Los valores esenciales y perennes del sacerdocio
reflejados en el padre Pío de Pietrelcina

En mayo de 1987 el Papa visitó cinco diócesis de Italia en la región de Pulla. La primera etapa de este viaje apostólico fue San Giovanni Rotondo (Foggia), ciudad de más de 20.000 habitantes, donde pasó la mayor parte de su vida y donde murió el 23 de septiembre de 1968 el padre Pío de Pietrelcina. El Papa había estado ya allí en 1947, siendo estudiante en Roma, y en 1974, siendo cardenal arzobispo de Cracovia. El día 23 de mayo de 1987 por la tarde, en el centenario del nacimiento del padre Pío, el Papa acudió al Santuario de Santa María de las Gracias, donde pronunció el discurso que reproducimos a continuación y visitó, en la cripta, la tumba del padre Pío, ante la que oró unos momentos. A continuación Juan Pablo II se dirigió al cercano hospital «Casa Alivio del Sufrimiento», obra que inspiró y promovió el padre Pío y que hoy es una gran institución; allí pronunció el Papa el discurso que reproducimos más adelante.

Queridos padres franciscanos, queridos hermanos y hermanas:

1. Doy las gracias ante todo al padre Flavio Roberto Carraro, ministro general de los Hermanos Menores Capuchinos, por el afectuoso saludo que me ha dirigido también en nombre de toda la familia franciscana, aquí representada en sus cuatro ramas.

Grande es mi alegría por este encuentro, por varios motivos. Como sabéis, estos lugares están ligados a recuerdos personales, es decir, a las visitas que hice al padre Pio durante su vida terrena y las que he hecho luego, espiritualmente, después de su muerte, a la tumba.

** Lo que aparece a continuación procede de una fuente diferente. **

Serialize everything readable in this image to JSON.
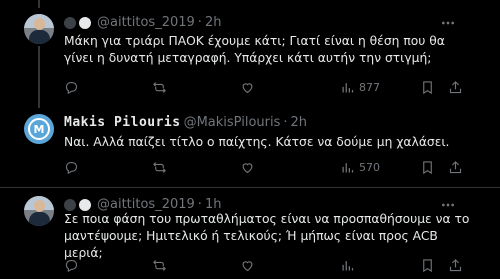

Y, además, siempre es una alegre ocasión para mí encontrar a los hijos de San Francisco, que hoy veo aquí en gran número. Amo mucho la espiritualidad franciscana. Uno de mis primeros viajes apostólicos en Italia fue a la tumba del Padre Seráfico en Asís, y todos ciertamente recordáis la Jornada ecuménica celebrada allí en octubre del año pasado. Me alegro de encontrarme ahora en este templo, dedicado a Santa María de las Gracias. Ciertamente, este lugar sagrado ha conocido, en época reciente, una gran irradiación espiritual gracias a la obra del padre Pio: pero, ¿cómo se ha realizado esta obra, sino por una continua efusión de gracia que ha descendido, a través de María, sobre las multitudes que llegan aquí buscando la paz y el perdón?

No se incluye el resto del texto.